L’emploi n’est jamais la préoccupation de nos géants des télécoms. Le cours de l’action, sa rémunération et la capacité à dégager un cash flow opérationnel conséquent dans ce but, sont les objectifs centraux de tous leurs calculs. Et quand les revenus baissent, pour conserver leur marge, les opérateurs utilisent la variable d’ajustement de l’imploi très allègrement. Ainsi les effectifs ont baissé de 3% en France chez Orange avec 80 000 salariés aujourd’hui. Les autres opérateurs affichent des structures d’emploi généralement plus précaires avec beaucoup de sous-traitance. En 2012, SFR a supprimé 1000 postes dans le cadre un « plan de départs volontaires », soit 10% des effectifs. Ce plan social, qui prenait prétexte de l’arrivée de Free sur le marché, avait été accompagné d’une mise en concurrence sévère des salariés.
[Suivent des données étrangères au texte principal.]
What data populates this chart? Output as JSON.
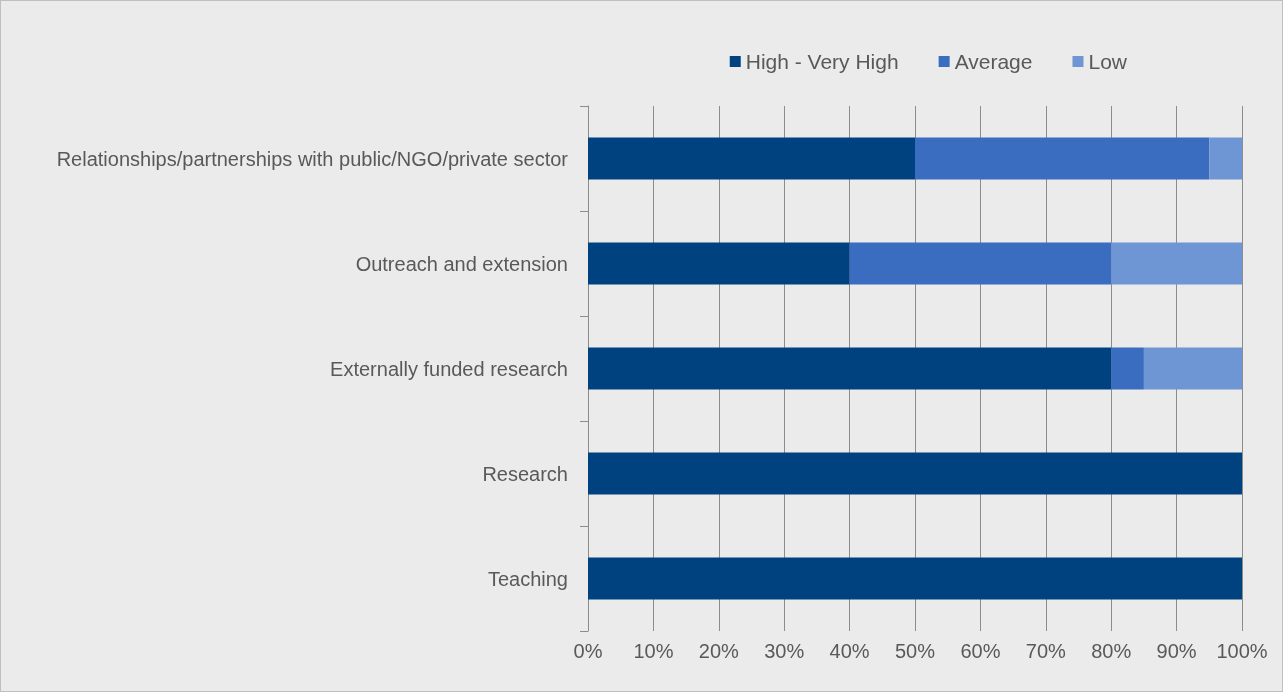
{
  "chart_data": {
    "type": "bar",
    "orientation": "horizontal",
    "stacked": true,
    "categories": [
      "Relationships/partnerships with public/NGO/private sector",
      "Outreach and extension",
      "Externally funded research",
      "Research",
      "Teaching"
    ],
    "series": [
      {
        "name": "High - Very High",
        "color": "#00427f",
        "values": [
          50,
          40,
          80,
          100,
          100
        ]
      },
      {
        "name": "Average",
        "color": "#3a6cbf",
        "values": [
          45,
          40,
          5,
          0,
          0
        ]
      },
      {
        "name": "Low",
        "color": "#6f96d4",
        "values": [
          5,
          20,
          15,
          0,
          0
        ]
      }
    ],
    "xlim": [
      0,
      100
    ],
    "xticks": [
      {
        "value": 0,
        "label": "0%"
      },
      {
        "value": 10,
        "label": "10%"
      },
      {
        "value": 20,
        "label": "20%"
      },
      {
        "value": 30,
        "label": "30%"
      },
      {
        "value": 40,
        "label": "40%"
      },
      {
        "value": 50,
        "label": "50%"
      },
      {
        "value": 60,
        "label": "60%"
      },
      {
        "value": 70,
        "label": "70%"
      },
      {
        "value": 80,
        "label": "80%"
      },
      {
        "value": 90,
        "label": "90%"
      },
      {
        "value": 100,
        "label": "100%"
      }
    ],
    "grid": "x",
    "legend": "top right"
  }
}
L’un des objectifs des restructurations en cours est de permettre un double-effet classique : une hausse des revenus pour le nouvel opérateur fusionné, et donc des bénéfices plus importants, une baisse de l’emploi par effet de suppressions des « doublons », ce qui permettra également d’augmenter encore le bénéfice.

L’objectif affiché des directions des entreprises concernés est de renvoyer un message rassurant aux actionnaires, pas aux salariés.Les engagements pris par la direction de  Bouygues Telecom ne concernent d’ailleurs que le fait de ne pas faire de « départs contraints ». Mais tout le monde sait dans le monde de l’entreprise désormais, que le plus probable est une somme de « démissions volontaires », des non-remplacements de personnel en départ en retraite etc. Les syndicats de SFR ont clairement communiqué sur le sujet : « Finalement, quel que soit le projet, explique Damien Bornerand, délégué CGT chez SFR, il y aura de la casse sociale : si c'est Bouygues qui nous rachète, il y aura des doublons et donc il faudra supprimer des emplois. Si c'est Numericable, la charge de la dette sera telle qu'il faudra réduire les coûts pour investir et donc supprimer des postes aussi. »

La prise de consience qu’il n’y aura pas de salariés gagnants et de salariés perdants selon leur appartenance à telle ou telle entreprise du secteur, mais des emplois perdus pour tous, avec la pression sur les salaires et les statuts de personnel qui accompagnent toujours ces restructurations, est une condition indispensable de résistance.